No restante da narrativa, a voz predominante é a da protagonista, que se refere a J. como o “filho do Diabo”, entre outras expressões que evocam o Mal personificado na figura do parceiro, alguém com quem um forte vínculo sexual se estabelece e que, após uma convivência mutuamente agressiva, revela-se um homem de temperamento emocional embotado e violentamente perigoso. A analogia constante ao “anjo caído” é uma solução fácil, e Kah Dantas se vira melhor quando consegue apresentar o antagonista em sua vida doméstica, desvelando, sob a cortina de uma intimidade construída em manias e códigos físicos comuns, uma figura humana patética — que passa os dias engordando na frente do computador, zerando o mesmo game de realidade virtual, peidando e arrotando.

Também mostra habilidade nas raras vezes em que desvia o foco do relacionamento e pousa seu olhar nas figuras exteriores como a dona da loja na qual o casal vai alugar uma beca, após mais uma das sucessivas brigas que, com alguma dose de cinismo da parte dele e indulgência da parte dela, ambos conseguiam ocultar sempre, ao se apresentarem perfeitos em público.
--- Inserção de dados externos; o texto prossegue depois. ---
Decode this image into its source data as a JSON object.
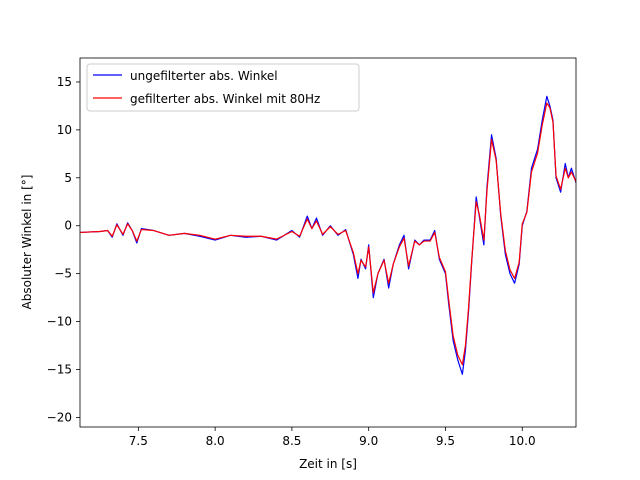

O capítulo é construído com essa maneira de narra quase ininterrupta, sem muitos pontos finais, apelando para as vírgulas, e só peca ao apenas insinuar a falta de empatia de J., que logo descobriremos um ser indiferente à alteridade.

Não sendo uma ficção, é natural também que a cronologia dos fatos não obedeça uma ordem romanesca, mas afetiva, o que fica evidente quando o enredo aparentemente se fecha, mas a segundo parte do livro se anuncia — com um novo prólogo, uma nova (pseudo) epígrafe — , e um novo relacionamento, agora com T., que sublima a figura nociva de J. Os textos tornam-se ainda mais curtos, líricos e lascivos, fabricando um novo glossário poético que simboliza a abertura deste novo arco na vida da personagem, de passagem para um mundo ainda cheio de esperanças, mas com um senso maior de autossuficiência.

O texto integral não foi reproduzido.